Free Unified Communications?

Ran into a company recently which has done a rather nice ‘unified communications’ suite and you can have it for free. What’s the catch? It displays adverts to the users. The examples on the website look pretty discreet, so you might find it acceptable.

Alternatively, you can buy the software or pay a per user annual fee and avoid the advertisements altogether. The company’s name is Unison. Yep, just like the trade union.

I tried the software out today, with a colleague. And it looked very good indeed. Very elegant, very smooth and responsive. It appeared very similar to Microsoft Outlook but it adds instant messaging, presence and telephony to the standard elements of email, calendar and directory.
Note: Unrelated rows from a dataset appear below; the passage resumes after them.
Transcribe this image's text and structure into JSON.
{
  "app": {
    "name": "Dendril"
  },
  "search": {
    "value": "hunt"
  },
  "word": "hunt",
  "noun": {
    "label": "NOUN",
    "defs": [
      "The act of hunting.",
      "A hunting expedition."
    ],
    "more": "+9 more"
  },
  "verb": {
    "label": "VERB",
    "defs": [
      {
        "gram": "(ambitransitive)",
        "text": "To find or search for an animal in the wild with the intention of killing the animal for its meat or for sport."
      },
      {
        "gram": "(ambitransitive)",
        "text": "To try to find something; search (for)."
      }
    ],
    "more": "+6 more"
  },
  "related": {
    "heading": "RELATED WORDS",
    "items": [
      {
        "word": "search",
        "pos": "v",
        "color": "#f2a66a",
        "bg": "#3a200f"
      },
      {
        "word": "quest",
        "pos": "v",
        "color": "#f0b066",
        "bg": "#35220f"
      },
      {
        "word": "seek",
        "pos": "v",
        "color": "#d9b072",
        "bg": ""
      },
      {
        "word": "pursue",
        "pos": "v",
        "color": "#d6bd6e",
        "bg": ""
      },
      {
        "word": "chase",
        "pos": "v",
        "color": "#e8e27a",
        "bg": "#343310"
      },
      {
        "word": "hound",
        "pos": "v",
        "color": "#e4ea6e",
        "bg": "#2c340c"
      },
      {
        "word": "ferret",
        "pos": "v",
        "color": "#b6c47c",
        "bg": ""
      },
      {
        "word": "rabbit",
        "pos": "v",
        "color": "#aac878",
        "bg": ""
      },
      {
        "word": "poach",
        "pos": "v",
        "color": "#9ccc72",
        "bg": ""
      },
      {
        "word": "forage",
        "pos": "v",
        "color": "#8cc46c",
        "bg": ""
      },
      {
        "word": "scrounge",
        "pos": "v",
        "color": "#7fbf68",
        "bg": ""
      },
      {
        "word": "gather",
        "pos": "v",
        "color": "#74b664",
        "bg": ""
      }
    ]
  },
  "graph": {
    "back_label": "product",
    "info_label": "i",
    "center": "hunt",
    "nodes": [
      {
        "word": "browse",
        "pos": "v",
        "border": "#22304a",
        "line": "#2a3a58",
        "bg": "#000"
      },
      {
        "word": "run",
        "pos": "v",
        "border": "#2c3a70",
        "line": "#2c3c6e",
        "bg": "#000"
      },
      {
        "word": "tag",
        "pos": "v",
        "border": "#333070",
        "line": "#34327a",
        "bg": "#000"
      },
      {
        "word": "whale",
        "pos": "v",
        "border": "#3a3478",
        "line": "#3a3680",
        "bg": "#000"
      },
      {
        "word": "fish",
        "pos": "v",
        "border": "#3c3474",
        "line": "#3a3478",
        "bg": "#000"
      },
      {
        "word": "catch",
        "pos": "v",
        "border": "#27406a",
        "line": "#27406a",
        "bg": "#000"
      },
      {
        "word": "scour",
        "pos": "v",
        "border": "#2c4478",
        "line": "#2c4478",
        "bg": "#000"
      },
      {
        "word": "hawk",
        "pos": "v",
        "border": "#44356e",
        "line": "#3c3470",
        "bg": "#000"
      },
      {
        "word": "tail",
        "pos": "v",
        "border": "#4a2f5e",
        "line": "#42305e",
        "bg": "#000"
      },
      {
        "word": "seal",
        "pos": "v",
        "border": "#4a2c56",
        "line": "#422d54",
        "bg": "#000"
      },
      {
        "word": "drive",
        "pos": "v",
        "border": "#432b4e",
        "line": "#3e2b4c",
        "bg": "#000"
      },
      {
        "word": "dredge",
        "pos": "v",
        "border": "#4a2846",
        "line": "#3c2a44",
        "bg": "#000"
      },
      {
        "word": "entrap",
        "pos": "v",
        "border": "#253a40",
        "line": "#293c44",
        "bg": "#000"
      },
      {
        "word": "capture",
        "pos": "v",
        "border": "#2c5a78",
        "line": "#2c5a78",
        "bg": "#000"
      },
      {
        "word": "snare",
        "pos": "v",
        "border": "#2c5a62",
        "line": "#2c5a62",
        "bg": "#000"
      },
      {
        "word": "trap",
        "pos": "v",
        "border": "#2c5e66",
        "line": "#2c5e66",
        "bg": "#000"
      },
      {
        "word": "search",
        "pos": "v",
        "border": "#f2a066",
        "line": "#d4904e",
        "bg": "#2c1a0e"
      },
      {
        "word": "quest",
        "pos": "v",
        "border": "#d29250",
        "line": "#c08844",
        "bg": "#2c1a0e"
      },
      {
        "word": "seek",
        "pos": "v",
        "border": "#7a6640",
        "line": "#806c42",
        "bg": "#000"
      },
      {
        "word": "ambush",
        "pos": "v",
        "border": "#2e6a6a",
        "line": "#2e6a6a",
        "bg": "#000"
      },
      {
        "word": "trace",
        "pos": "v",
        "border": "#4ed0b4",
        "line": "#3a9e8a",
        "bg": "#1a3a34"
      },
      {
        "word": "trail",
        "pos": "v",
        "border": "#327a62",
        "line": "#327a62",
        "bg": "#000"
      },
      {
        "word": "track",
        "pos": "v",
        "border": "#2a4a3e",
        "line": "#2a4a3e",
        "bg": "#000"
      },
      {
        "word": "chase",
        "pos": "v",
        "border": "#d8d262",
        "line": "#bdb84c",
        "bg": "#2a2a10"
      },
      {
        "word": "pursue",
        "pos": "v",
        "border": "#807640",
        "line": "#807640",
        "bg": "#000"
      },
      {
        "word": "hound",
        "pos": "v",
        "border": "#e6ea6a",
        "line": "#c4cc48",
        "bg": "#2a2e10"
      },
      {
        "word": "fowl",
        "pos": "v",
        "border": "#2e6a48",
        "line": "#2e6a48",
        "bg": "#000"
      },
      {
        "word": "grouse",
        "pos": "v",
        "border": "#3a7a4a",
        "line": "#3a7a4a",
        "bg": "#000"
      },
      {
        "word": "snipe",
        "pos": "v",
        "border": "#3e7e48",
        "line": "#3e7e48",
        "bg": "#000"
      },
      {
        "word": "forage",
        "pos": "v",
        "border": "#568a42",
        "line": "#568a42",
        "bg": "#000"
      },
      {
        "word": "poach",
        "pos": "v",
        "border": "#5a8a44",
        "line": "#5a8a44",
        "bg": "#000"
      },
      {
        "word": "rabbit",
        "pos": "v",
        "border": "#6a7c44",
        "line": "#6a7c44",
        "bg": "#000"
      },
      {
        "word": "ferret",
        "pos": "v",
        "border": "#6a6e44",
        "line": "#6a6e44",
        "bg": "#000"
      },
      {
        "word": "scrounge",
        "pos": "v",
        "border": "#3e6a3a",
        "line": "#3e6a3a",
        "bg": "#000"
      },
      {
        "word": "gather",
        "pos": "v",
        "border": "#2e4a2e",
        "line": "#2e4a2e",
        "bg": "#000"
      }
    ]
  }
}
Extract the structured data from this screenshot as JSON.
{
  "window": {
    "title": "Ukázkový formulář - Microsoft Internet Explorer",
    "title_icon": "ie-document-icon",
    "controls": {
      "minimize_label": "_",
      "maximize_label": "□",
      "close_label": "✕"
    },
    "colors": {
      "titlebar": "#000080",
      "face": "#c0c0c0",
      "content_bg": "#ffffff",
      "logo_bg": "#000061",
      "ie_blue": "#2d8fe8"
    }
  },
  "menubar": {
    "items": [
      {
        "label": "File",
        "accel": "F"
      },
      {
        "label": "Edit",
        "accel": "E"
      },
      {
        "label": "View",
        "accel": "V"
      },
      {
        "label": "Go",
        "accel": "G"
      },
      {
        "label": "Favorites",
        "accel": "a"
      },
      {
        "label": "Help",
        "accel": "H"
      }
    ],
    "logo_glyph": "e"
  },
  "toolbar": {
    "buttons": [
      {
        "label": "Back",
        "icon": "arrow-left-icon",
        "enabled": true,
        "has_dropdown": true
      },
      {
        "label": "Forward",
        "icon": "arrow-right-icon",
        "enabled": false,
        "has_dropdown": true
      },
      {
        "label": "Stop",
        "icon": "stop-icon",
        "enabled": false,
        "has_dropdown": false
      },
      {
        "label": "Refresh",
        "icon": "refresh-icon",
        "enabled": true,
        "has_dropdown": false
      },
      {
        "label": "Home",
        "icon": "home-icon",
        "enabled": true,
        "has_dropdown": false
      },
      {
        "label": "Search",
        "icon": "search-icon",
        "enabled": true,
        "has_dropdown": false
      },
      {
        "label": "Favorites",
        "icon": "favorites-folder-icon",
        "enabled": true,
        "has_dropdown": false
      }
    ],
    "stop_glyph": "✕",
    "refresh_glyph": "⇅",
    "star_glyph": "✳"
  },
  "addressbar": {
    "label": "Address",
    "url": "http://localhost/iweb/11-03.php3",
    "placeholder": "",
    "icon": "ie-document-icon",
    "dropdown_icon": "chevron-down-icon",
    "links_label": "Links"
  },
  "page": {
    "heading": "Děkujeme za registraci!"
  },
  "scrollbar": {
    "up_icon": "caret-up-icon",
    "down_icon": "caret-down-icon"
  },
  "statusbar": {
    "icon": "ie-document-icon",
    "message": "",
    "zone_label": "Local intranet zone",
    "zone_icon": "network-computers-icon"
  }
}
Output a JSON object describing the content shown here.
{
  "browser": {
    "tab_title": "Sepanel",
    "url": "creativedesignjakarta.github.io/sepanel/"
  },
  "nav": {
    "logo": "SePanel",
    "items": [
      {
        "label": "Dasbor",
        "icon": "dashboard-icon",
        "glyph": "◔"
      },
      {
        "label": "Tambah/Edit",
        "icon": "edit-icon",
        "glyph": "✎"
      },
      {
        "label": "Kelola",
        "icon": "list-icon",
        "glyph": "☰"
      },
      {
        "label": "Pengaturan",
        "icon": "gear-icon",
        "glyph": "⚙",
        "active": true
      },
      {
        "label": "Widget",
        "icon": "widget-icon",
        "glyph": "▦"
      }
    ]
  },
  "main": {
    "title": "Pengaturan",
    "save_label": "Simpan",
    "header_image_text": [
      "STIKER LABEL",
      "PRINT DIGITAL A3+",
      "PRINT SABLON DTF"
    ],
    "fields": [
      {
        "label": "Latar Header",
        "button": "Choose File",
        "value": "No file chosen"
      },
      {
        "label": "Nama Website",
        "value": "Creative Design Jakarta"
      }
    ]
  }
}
It seems not to have an equivalent of Microsoft ‘tasks’. (Which I don’t use, so didn’t realise it was missing until I checked.)

Unusually these days, the software is provided not ‘as a service’ (coming next year, apparently) but as something you install on your local computers. If you’re on the ad-supported version, you install an ad-server and the unified communications server. Then each user has their own desktop application with all the functions on tap. Instant messages are over on the right, with a status light to show which users are online or missing. At the bottom left is a ‘calls’ tab which shows you a history of calls and provides facilities like dial, record, forward, park and so on.

I tried reaching out to some of the staff that were supposed to be present, according to their IM status. It was clear that they weren’t there when I got weird messages back. Try this for size:

Me: 15/12/2008 09:18:42:
Hi Deepak. I’m in the demo’ – can’t see any ads. Does that mean the demo is the paid version?

Deepak Chandra: 15/12/2008 09:18:42:
Are you saying no just to be negative?

You can see from the timings that that was an autoresponse. And one not designed to engender goodwill.

When my colleague got her account, we had a lot of sensible conversations about the product which we fundamentally liked. Unfortunately, we couldn’t make phone calls, even internal ones, which was a shame. I think it was something to do with the test server being in America. Unfortunately I couldn’t reach the Americans: voicemail until after 9:40am their time. So I just have to speculate. Judging from the quality of the software generally, I’d guess that it would work fine on a proper installation.

Looking at the small print for the sponsored version, I got the impression that the company, or maybe the ad-server, could grab whatever information it liked from your emails, IMs, phone calls and suchlike in order to deliver the most relevant ads to you. Here’s the phrase that had me a bit worried:

“You hereby irrevocably and unconditionally grant Unison a nonexclusive, worldwide, perpetual, royalty-free license to access, edit, modify, adapt, translate, exhibit, publish, transmit, participate in the transfer of, reproduce, create derivative works from, distribute, display, and otherwise use Licensee Content as necessary to provide Software and Advertising Content to you and/or your end users pursuant to this Agreement under a Sponsor-Supported License.”

It says that this is subject to the conditions in its Privacy Statement, which can be revised at any time. This is the relevant section:

“Unison does not, however, collect or store any personally identifiable information in connection with our sponsor-supported licenses. Unison provides our sponsors only with aggregated data that does not identify specific companies or individuals in any way. Ads are served through Unison based only on abstractions of original content (such as isolated keywords). If these abstractions were somehow intercepted, it would not be possible to reconstruct the original content of emails and other messages. Unison does not own or store a copy of your original content.”

If you’re getting something for ‘nothing’, it clearly pays to read the small print before committing yourself.

The company has no plans to extend the advertising beyond the users of the system. Emails go out unsullied and it doesn’t intend to add advertisements to telephone calls or IMs. It needs to keep the goodwill of its customers, although if the ‘free’ version doesn’t deliver revenues, will Unison shrug its shoulders or try and find ways to up the revenue? No-one knows.

If you have a tame techie on the premises you have little to lose by trying this system out. The company reckons it takes half an hour to get the server up and running. If you like what you see, you have the chance not only to make the user’s communications faster and easier, you can also use the server as a replacement for your PBX switchboard system. You might have to fork out a bit for adapters for your conventional system though.

It’s refreshing to see someone come into the market without a need to protect its historical business (software or telephony). It means they don’t have to compromise. It is using the familiarity of the Outlook interface and a lower cost to entice people to take a look. The risk of looking is low. One to keep on the shortlist if you’re planning to change.